Increased pimozide plasma concentrations can lead to QT prolongation and rare
occurrences of torsades de pointes. Coadministration of fluconazole and
pimozide is contraindicated.
Quinidine: Although not studied in vitro or in vivo, concomitant administration of fluconazole with quinidine may result in inhibition of quinidine metabolism. Use of quinidine has been associated with QT prolongation and rare occurrences of torsades de pointes. Coadministration of fluconazole and quinidine is contraindicated.
Erythromycin: Concomitant use of fluconazole and erythromycin has the
potential to increase the risk of cardiotoxicity (prolonged QT interval, torsades de pointes) and consequently sudden heart death. Coadministration of fluconazole and erythromycin is contraindicated.
See prescribing information for full details.
Pregnancy and Lactation
Pregnancy: An observational study has suggested an increased risk of spontaneous abortion in women treated with fluconazole during the first trimester.
There have been reports of multiple congenital abnormalities (including brachycephalia, ears dysplasia, giant anterior fontanelle, femoral bowing and radio-humeral synostosis) in infants whose mothers were treated for at least three or more months with high doses (400-800 mg daily) of fluconazole for coccidioidomycosis. The relationship between fluconazole use and these events is unclear.
Studies in animals have shown reproductive toxicity.
Fluconazole in standard doses and short-term treatments should not be used in pregnancy unless clearly necessary.
Fluconazole in high dose and/or in prolonged regimens should not be used during pregnancy except for potentially life-threatening infections.
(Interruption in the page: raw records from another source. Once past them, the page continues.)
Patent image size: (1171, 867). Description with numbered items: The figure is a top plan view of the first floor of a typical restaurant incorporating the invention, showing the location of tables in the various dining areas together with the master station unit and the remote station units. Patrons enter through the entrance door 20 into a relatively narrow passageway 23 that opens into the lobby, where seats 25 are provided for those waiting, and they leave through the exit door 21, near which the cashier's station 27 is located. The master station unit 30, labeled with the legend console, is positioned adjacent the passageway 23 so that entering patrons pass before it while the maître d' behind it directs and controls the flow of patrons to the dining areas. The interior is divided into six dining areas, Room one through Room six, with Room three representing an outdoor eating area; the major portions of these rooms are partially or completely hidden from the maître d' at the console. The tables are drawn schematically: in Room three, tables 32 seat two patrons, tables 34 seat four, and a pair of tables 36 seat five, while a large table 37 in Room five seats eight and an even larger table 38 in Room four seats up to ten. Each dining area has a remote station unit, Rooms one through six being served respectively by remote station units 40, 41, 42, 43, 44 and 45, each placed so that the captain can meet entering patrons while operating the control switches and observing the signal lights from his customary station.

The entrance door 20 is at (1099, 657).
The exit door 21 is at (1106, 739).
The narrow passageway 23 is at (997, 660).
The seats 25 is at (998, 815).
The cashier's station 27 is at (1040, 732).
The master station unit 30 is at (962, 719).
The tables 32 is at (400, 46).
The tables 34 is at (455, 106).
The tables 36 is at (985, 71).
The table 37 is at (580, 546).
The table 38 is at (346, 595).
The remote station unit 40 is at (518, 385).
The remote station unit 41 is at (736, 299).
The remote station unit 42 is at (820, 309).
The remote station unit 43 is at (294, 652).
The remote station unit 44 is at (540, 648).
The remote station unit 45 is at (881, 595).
Lactation: Fluconazole passes into breast milk to reach concentrations similar to those in plasma. Breast-feeding may be maintained after a single dose of 150 mg fluconazole. Breast-feeding is not recommended after repeated use or after high dose fluconazole. The developmental and health benefits of breast-feeding should be considered along with the mother’s clinical need for Fluconazole and any potential adverse effects on the breast-fed child from Fluconazole or from the underlying maternal condition.
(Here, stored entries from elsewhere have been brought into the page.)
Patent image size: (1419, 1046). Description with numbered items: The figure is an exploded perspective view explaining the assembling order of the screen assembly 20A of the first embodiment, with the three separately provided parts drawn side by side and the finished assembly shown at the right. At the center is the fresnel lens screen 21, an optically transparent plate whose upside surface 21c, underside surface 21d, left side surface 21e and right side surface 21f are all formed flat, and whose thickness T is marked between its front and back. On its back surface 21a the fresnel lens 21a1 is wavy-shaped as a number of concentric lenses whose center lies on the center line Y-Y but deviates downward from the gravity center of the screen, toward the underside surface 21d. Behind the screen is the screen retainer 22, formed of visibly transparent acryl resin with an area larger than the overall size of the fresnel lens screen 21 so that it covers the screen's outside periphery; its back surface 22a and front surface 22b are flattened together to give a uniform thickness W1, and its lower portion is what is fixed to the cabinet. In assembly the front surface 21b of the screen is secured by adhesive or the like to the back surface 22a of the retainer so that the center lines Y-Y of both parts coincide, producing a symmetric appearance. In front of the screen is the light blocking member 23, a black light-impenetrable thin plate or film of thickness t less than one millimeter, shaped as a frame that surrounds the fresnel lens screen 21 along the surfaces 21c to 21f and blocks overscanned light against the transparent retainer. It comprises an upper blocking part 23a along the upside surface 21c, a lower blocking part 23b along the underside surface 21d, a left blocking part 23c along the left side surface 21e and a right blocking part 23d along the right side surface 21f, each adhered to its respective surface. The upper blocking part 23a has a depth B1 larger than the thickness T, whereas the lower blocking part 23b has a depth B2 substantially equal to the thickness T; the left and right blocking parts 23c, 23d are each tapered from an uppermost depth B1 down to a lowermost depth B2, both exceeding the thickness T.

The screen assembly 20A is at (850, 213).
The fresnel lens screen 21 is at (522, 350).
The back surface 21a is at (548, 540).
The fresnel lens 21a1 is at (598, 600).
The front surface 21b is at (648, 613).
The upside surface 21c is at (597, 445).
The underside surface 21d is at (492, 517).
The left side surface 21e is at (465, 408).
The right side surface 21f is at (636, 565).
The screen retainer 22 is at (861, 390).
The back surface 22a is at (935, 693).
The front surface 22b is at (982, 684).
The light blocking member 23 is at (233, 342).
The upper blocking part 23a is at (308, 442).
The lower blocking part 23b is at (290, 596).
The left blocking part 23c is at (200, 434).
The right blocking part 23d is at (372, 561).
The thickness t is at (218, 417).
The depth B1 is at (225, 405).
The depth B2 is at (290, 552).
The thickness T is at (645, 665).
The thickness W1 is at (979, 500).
There have been reports of overdose with fluconazole. Hallucination and paranoid behaviour have been concomitantly reported.In the event of overdose, symptomatic treatment (with supportive measures and gastric lavage if necessary) may be adequate.
Fluconazole is largely excreted in the urine; forced volume diuresis would probably increase the elimination rate. A three-hour haemodialysis session decreases plasma levels by approximately 50%.